Im Innenraum kombiniert Zeekr digitale Anzeigen mit physischen Bedienelementen. Während ein 35,5 Zoll großes Augmented-Reality-Head-up-Display und ein 13-Zoll-Kombiinstrument die Fahrinformationen bereitstellen, setzt die Marke im Mitteltunnel und am Lenkrad bewusst auf analoge Tasten und Regler. Dieser Ansatz könnte bei Fahrern Anklang finden, die eine rein bildschirmbasierte Bedienung als ablenkend empfinden. „Dieses Fahrzeug wurde in Europa entworfen – für Europa. Es ist der Beweis, dass Zeekr nicht nur ein Newcomer ist, sondern eine Marke, die bleibt“, sagt Stefan Sielaff, VP Design bei Zeekr. Als Software Defined Vehicle soll der 7GT zudem durch regelmäßige Over-the-Air-Updates funktional erweitert werden.
Strategischer Angriff auf den deutschen Premium-Markt
Mit dem Deutschlandstart des 7GT will Zeekr gezielt im Premium-Segment Fuß fassen. Die Preisgestaltung ist dabei aggressiv: Das Basismodell mit Heckantrieb startet bei 45.990 Euro, die Allradversion „Privilege AWD“ bei 57.490 Euro. Anders als bei vielen deutschen Herstellern verzichtet Zeekr auf lange Aufpreislisten und bietet bereits in der Serie eine umfangreiche Ausstattung. Eine Garantie von zehn Jahren soll das Vertrauen in die Langlebigkeit der Technik unterstreichen.
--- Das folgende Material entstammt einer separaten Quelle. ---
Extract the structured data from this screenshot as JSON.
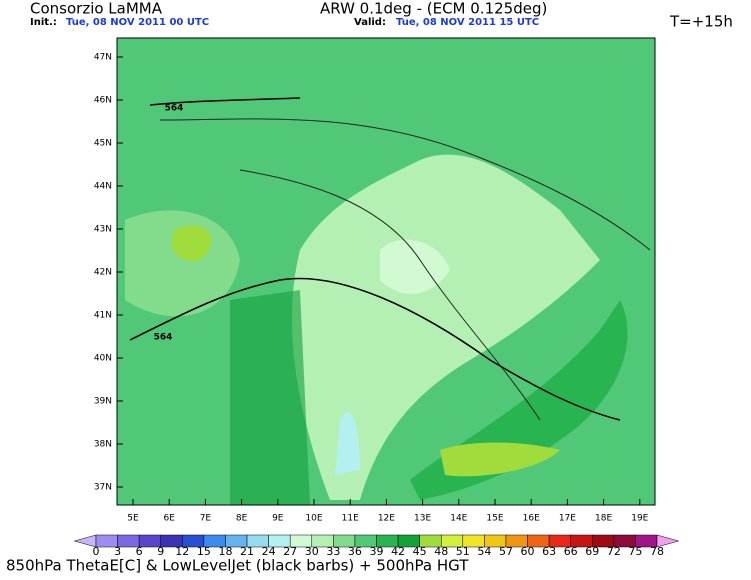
{
  "header": {
    "source": "Consorzio LaMMA",
    "init_label": "Init.:",
    "init_value": "Tue, 08 NOV 2011  00 UTC",
    "model": "ARW 0.1deg - (ECM 0.125deg)",
    "valid_label": "Valid:",
    "valid_value": "Tue, 08 NOV 2011  15 UTC",
    "lead_time": "T=+15h"
  },
  "map": {
    "lat_labels": [
      "47N",
      "46N",
      "45N",
      "44N",
      "43N",
      "42N",
      "41N",
      "40N",
      "39N",
      "38N",
      "37N"
    ],
    "lon_labels": [
      "5E",
      "6E",
      "7E",
      "8E",
      "9E",
      "10E",
      "11E",
      "12E",
      "13E",
      "14E",
      "15E",
      "16E",
      "17E",
      "18E",
      "19E"
    ],
    "contour_labels": [
      "564",
      "564"
    ]
  },
  "colorbar": {
    "labels": [
      0,
      3,
      6,
      9,
      12,
      15,
      18,
      21,
      24,
      27,
      30,
      33,
      36,
      39,
      42,
      45,
      48,
      51,
      54,
      57,
      60,
      63,
      66,
      69,
      72,
      75,
      78
    ],
    "colors": [
      "#c8b4f8",
      "#a08cf0",
      "#7c68e0",
      "#5a46cc",
      "#3c32b4",
      "#2850d2",
      "#3c8cf0",
      "#64b4f0",
      "#96dcf0",
      "#b4f0f0",
      "#d2fad2",
      "#b4f0b4",
      "#82dc8c",
      "#50c878",
      "#28b450",
      "#14a03c",
      "#a0dc3c",
      "#d2f03c",
      "#f0e628",
      "#f0c814",
      "#f09614",
      "#f06414",
      "#e62814",
      "#c81414",
      "#a00a14",
      "#8c0a3c",
      "#a0148c",
      "#dc28dc",
      "#f0a0f0"
    ]
  },
  "footer": "850hPa ThetaE[C] & LowLevelJet (black barbs) + 500hPa HGT"
}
„Deutschland ist für uns ein wichtiger Markt mit den anspruchsvollsten Kunden Europas. Unsere Haltung, ein emotionales Premium-Produkt- und Fahrerlebnis, sowie beste Preis-Leistung zu bieten, trifft das Herz und die Erwartungshaltung deutscher Premium-Kunden“, erklärt Lothar Schupet, Acting CEO von Zeekr Europe. Die ersten Fahrzeuge sollen im zweiten Quartal 2026 an Kunden ausgeliefert werden.
Fazit
Auf dem Datenblatt liefert der Zeekr 7GT eine beeindruckende Vorstellung. Die Kombination aus einer 800-Volt-Architektur, einer potenziell extrem schnellen Ladetechnologie und einer wettbewerbsfähigen Preisgestaltung macht ihn zu einem ernstzunehmenden Konkurrenten für Modelle wie das Tesla Model 3, den Polestar 4 oder auch den kommenden Audi A6 e-tron.
Die Entscheidung für physische Bedienelemente im Cockpit zeigt zudem, dass die Marke die Wünsche europäischer Kunden verstanden hat. Entscheidend wird nun sein, ob das Fahrzeug die hohen technischen Versprechen auch im realen Fahrbetrieb halten kann.
Der chinesische Autokonzern Geely ist bereits mit Volvo, Polestar, Lynk & Co, Lotus und LEVC auf dem europäischen Markt vertreten. Das Unternehmen betreibt mit Mercedes-Benz, an denen sie eine zehn-prozentige Beteiligung halten, gemeinsam das Joint Venture smart.